Sprint may have once been a fast-rising wireless carrier in the U.S., but it has since been toppled by T-Mobile as the largest competitor to the ‘big two’, AT&T and Verizon. It was just last year that Sprint lost its pride of place as the third-largest carrier in the country to an aggressive T-Mobile, led by its irrepressible and outspoken CEO, John Legere. With the carrier losing significant market share to its Deutsche Telekom-owned rival in recent times, most analysts have been negative about the prospects of a quick turnaround for the Kansas-based company. The carrier, however, sprung a bit of a surprise at its Q2 earnings call earlier this week, when it announced 173,000 net postpaid subscriber adds in the three months from April to June.
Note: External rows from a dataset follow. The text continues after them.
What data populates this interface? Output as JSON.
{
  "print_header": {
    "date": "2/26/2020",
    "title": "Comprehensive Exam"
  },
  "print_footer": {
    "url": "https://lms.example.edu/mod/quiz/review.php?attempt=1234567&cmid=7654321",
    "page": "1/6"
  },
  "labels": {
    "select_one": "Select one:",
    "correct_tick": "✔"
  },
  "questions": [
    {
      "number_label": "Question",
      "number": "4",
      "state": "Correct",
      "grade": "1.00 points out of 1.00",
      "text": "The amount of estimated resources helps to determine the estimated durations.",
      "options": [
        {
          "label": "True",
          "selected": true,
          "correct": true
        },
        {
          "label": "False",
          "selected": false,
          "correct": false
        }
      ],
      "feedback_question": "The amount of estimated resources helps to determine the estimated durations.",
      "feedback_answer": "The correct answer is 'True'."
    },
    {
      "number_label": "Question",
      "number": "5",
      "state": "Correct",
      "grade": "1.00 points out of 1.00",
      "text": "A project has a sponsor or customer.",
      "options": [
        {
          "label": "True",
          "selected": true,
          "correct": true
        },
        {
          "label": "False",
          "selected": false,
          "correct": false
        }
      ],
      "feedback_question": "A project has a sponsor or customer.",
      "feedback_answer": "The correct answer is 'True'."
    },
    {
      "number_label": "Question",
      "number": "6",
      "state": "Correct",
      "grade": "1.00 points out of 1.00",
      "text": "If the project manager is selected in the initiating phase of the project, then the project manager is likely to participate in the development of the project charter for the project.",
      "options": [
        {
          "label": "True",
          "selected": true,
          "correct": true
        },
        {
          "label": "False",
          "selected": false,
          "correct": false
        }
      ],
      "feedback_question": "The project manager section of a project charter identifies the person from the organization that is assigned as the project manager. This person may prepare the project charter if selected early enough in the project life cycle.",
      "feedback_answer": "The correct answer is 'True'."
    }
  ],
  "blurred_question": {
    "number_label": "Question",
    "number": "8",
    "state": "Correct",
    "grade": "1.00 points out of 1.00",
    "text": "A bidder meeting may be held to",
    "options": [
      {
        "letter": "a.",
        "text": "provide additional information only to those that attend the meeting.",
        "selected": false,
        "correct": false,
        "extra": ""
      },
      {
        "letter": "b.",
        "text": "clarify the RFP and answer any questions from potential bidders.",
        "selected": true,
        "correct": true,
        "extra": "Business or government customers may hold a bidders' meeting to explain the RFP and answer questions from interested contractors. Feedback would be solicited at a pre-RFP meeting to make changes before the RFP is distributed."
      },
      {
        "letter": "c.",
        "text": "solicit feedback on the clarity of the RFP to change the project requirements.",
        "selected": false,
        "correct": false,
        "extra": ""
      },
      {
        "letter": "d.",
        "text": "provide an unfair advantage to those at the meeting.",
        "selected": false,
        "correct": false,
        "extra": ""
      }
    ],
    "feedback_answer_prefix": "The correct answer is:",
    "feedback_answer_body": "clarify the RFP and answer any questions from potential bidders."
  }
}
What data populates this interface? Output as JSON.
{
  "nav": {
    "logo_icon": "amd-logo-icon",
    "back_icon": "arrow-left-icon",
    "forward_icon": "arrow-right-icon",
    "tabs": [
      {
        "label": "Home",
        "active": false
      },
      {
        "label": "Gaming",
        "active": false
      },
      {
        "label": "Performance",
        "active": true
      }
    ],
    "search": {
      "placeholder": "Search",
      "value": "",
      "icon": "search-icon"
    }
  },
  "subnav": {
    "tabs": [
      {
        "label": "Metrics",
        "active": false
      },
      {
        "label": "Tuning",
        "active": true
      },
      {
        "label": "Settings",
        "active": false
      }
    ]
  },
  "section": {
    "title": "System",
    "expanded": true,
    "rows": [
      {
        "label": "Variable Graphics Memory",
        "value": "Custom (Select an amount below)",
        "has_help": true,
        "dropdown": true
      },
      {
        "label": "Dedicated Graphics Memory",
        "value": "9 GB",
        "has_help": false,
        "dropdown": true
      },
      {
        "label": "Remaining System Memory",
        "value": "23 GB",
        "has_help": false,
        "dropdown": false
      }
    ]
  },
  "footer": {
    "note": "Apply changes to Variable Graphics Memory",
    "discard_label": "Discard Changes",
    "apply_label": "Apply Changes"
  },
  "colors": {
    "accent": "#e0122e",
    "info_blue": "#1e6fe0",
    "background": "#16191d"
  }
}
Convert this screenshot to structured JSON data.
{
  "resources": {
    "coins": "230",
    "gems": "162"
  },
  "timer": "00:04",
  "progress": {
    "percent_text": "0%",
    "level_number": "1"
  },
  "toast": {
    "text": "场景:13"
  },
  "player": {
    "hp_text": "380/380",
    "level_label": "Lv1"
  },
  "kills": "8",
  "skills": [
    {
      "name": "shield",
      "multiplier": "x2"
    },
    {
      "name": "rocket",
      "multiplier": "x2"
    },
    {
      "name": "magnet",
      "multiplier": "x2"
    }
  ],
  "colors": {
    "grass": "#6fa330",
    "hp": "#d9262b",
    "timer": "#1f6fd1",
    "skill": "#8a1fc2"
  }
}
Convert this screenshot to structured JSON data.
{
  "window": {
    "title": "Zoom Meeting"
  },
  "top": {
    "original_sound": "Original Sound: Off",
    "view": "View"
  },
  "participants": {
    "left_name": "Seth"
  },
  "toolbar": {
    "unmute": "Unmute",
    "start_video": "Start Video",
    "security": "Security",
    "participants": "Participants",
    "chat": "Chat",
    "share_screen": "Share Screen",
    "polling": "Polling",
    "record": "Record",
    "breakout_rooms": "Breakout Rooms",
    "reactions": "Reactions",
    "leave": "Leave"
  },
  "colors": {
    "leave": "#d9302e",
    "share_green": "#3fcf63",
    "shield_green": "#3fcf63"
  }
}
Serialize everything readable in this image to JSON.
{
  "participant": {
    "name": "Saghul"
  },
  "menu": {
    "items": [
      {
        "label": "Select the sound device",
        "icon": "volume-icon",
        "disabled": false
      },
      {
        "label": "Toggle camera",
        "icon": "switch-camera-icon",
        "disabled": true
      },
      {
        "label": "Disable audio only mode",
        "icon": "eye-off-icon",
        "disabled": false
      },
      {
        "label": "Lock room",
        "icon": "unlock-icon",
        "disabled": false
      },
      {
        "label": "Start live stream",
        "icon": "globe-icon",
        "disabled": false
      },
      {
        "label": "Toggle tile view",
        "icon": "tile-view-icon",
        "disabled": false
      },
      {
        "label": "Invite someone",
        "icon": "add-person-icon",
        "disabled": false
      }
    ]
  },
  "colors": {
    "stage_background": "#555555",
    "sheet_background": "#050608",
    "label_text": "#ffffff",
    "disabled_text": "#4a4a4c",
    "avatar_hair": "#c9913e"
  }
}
While that in itself is impressive, another little figure would have felt just as sweet for the company’s shareholders, including Softbank CEO, Masayoshi Son. According to the Q2, 2016 report released by Sprint, its postpaid churn fell to an all-time low of just 1.39%, making it the sixth successive quarter when the carrier improved its postpaid subscriber churn on a YoY basis. Wall Street reacted positively to the news and the company’s stock rallied to reach $5.91 at the NYSE last Monday. The stock has, since then, climbed even further and was trading at $6.10 recently. That’s a significant increase in just a week, seeing as it was languishing at $4.62 on July 22.
However, even as some investors seem to be happy about the carrier’s apparent road to recovery, some analysts continue to remain skeptical. For their part, they’ve been pointing out that in spite of doing significantly better in terms of subscriber numbers, the carrier still lost $302 million during the quarter. According to Walter Piecyk of BTIG Research, the 12% growth in gross postpaid subscriber adds and the 1.39% postpaid subscriber churn may be positive signals for Sprint going forward, but they do not mean the company is off the hook just as yet. While the performance was “commendable”, it was still “not enough to grow revenue, which was in-line with our estimate”, as per his observations.
Earlier this week, equity research firm, MoffettNathanson, published a research note expressing much the same concerns, pointing at the 331,000 customers that Sprint’s prepaid business lost during the quarter and the 6.8% lower ARPU from its postpaid customers during the period. According to the research report, “Sprint’s margins, even after adjusting for the accounting distortions of its handset leasing plans, have improved (but only a little, and not remotely as much as they initially appear on an as-reported basis). Notwithstanding that, yes, things are getting better, whether there would be anything there for equity holders, and even whether creditors would be made whole, remains unclear”.